Another difference is that the Burmans elite thinks if the non-Burman peoples, whose homelands surround the Burman dominant Irrawaddy valley in the middle, are allowed to break away, and worse, ally themselves with stronger neighbors, it would be next to impossible for the Burman to survive long both as a people and a nation.
The only answer to such a prospect is to occupy them, colonize them, and Burmanize them. Definitely not the way Aung San had advised: It is up to us (Burmans) to make them (non-Burmans) feel so good they don’t want to secede.
On the non-Burmans’ side, the need to change old ways of thinking is the same. A long time friend, much older and wiser, once told me: I have never thought about setting up a separate nation like you and others. My only thought, since I was a student, is about finding ways how to conquer Burma.
Even Gawn Zerng aka Bo Moheng, the late leader of Shan resistance who had fought for independence until he died of cancer in 1991, also said: If the Burmans steadfastly refuse to give us independence, only one way remains: We must take Burma.
Of course, the big question is “how?” But at least both had represented an out-of-the box way of thinking.
Now, in less than 2 months time, the 21st Century Panglong Conference will be held. And the non-Burmans are holding a series of meetings to discuss how they will be entering this life-and-death arena.
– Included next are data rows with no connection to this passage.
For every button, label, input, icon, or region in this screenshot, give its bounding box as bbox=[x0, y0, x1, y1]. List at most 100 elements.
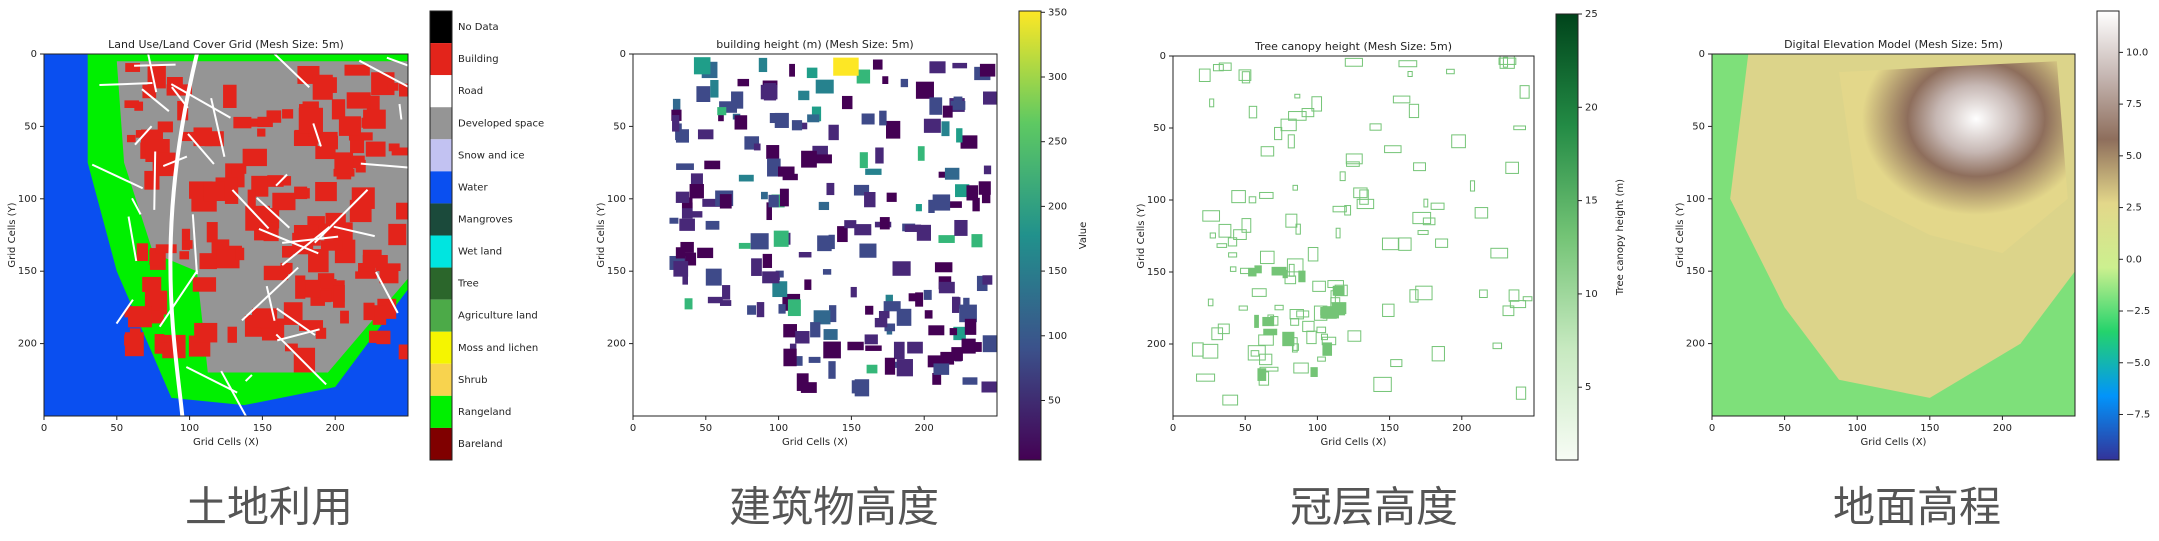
map-patch bbox=[815, 79, 834, 94]
map-patch bbox=[1191, 342, 1204, 357]
map-patch bbox=[681, 202, 693, 219]
colorbar-label: Tree canopy height (m) bbox=[1615, 179, 1626, 296]
axes-frame bbox=[43, 53, 409, 417]
map-patch bbox=[368, 330, 391, 343]
x-tick-label: 0 bbox=[41, 423, 47, 434]
x-tick-label: 200 bbox=[915, 423, 934, 434]
map-patch bbox=[778, 166, 795, 177]
map-patch bbox=[1238, 305, 1248, 311]
map-patch bbox=[837, 226, 848, 243]
x-tick-label: 50 bbox=[1778, 423, 1791, 434]
map-patch bbox=[144, 170, 160, 190]
map-patch bbox=[386, 268, 397, 279]
colorbar-tick-label: −5.0 bbox=[2126, 358, 2150, 369]
map-patch bbox=[293, 347, 316, 373]
map-patch bbox=[810, 322, 821, 338]
map-patch bbox=[344, 64, 370, 76]
map-patch bbox=[787, 299, 801, 317]
map-patch bbox=[346, 92, 371, 109]
map-patch bbox=[850, 286, 857, 298]
map-patch bbox=[719, 101, 738, 113]
map-patch bbox=[791, 120, 803, 131]
map-patch bbox=[155, 244, 177, 254]
map-patch bbox=[315, 327, 327, 339]
map-patch bbox=[1298, 270, 1306, 283]
map-patch bbox=[282, 109, 294, 119]
map-patch bbox=[747, 305, 757, 315]
colorbar bbox=[1555, 13, 1579, 461]
map-patch bbox=[331, 99, 346, 120]
map-patch bbox=[767, 158, 781, 177]
road bbox=[375, 271, 399, 314]
map-patch bbox=[853, 184, 870, 196]
colorbar-tick-label: 7.5 bbox=[2126, 99, 2142, 110]
map-patch bbox=[954, 297, 961, 309]
heatmap-image bbox=[669, 57, 997, 397]
map-patch bbox=[1469, 180, 1476, 192]
map-patch bbox=[938, 281, 955, 294]
map-patch bbox=[179, 251, 190, 260]
map-patch bbox=[1522, 296, 1533, 302]
map-patch bbox=[399, 83, 408, 97]
map-patch bbox=[1257, 368, 1267, 381]
map-patch bbox=[753, 143, 761, 151]
map-patch bbox=[1373, 376, 1392, 392]
map-patch bbox=[317, 273, 335, 282]
y-tick-label: 50 bbox=[1153, 123, 1166, 134]
map-patch bbox=[828, 234, 835, 250]
legend-label: Bareland bbox=[458, 439, 503, 450]
map-patch bbox=[1274, 126, 1283, 141]
map-patch bbox=[766, 145, 780, 159]
map-patch bbox=[206, 222, 218, 243]
map-patch bbox=[762, 253, 773, 268]
map-patch bbox=[1207, 298, 1214, 307]
map-patch bbox=[1508, 289, 1520, 302]
map-patch bbox=[928, 199, 935, 213]
map-patch bbox=[1287, 134, 1295, 149]
map-patch bbox=[859, 152, 868, 169]
road bbox=[276, 328, 320, 342]
map-patch bbox=[398, 344, 408, 360]
axes-frame bbox=[1172, 55, 1535, 417]
map-patch bbox=[334, 152, 354, 174]
map-patch bbox=[1509, 300, 1527, 309]
map-patch bbox=[1238, 69, 1252, 81]
map-patch bbox=[372, 305, 387, 325]
map-patch bbox=[828, 361, 836, 379]
map-patch bbox=[194, 322, 218, 343]
map-patch bbox=[944, 167, 960, 180]
map-patch bbox=[1289, 309, 1304, 320]
map-patch bbox=[982, 335, 997, 353]
map-patch bbox=[783, 324, 797, 338]
map-patch bbox=[1231, 190, 1246, 204]
map-patch bbox=[959, 304, 977, 323]
legend-label: Mangroves bbox=[458, 214, 513, 225]
map-patch bbox=[1202, 210, 1221, 222]
map-patch bbox=[1316, 326, 1327, 334]
map-patch bbox=[844, 220, 857, 229]
road bbox=[398, 103, 403, 120]
map-patch bbox=[932, 373, 942, 385]
map-patch bbox=[1282, 331, 1295, 347]
map-patch bbox=[257, 116, 273, 128]
map-patch bbox=[924, 310, 933, 319]
colorbar-tick-label: 2.5 bbox=[2126, 203, 2142, 214]
map-patch bbox=[1196, 373, 1216, 382]
map-patch bbox=[734, 115, 748, 130]
y-tick-label: 150 bbox=[607, 266, 626, 277]
colorbar-tick-label: 100 bbox=[1048, 331, 1067, 342]
map-patch bbox=[1332, 285, 1345, 296]
x-tick-label: 0 bbox=[1709, 423, 1715, 434]
map-patch bbox=[904, 224, 922, 232]
legend-label: Developed space bbox=[458, 118, 544, 129]
map-patch bbox=[682, 276, 689, 285]
map-patch bbox=[807, 114, 820, 123]
map-patch bbox=[362, 255, 388, 268]
map-patch bbox=[182, 240, 193, 249]
legend-label: Water bbox=[458, 182, 488, 193]
map-patch bbox=[762, 271, 780, 284]
y-tick-label: 200 bbox=[607, 339, 626, 350]
x-tick-label: 0 bbox=[630, 423, 636, 434]
map-patch bbox=[1233, 229, 1247, 240]
map-patch bbox=[884, 323, 896, 332]
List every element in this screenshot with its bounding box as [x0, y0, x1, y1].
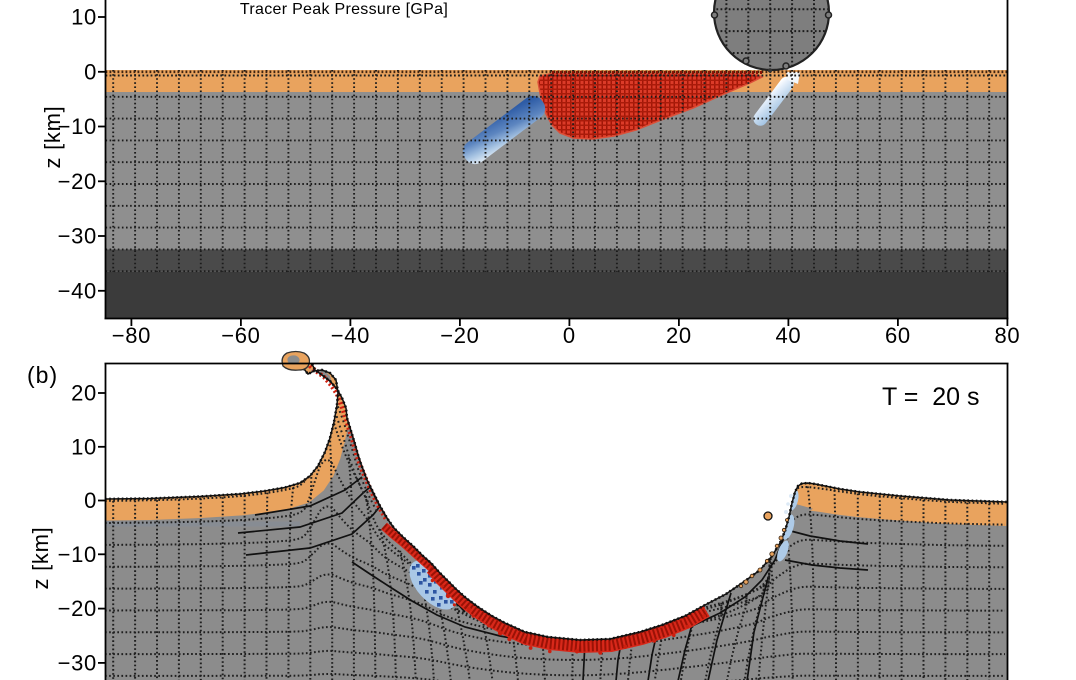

My hope is that they come out with a new and practical way of thinking.
On the Burman side, there are unconfirmed reports that the upcoming Conference, though using the magic word “Panglong” will essentially have nothing to do with the historic agreement made in 1947:
Frontier areas peoples will be responsible for frontier areas affairs
Full autonomy
Democracy and human rights
Financial autonomy
My fervent hope therefore is that The Lady will continue to be courageous enough to implement the Panglong Agreement and not make a liar out of her late and honored father, like others had done before her.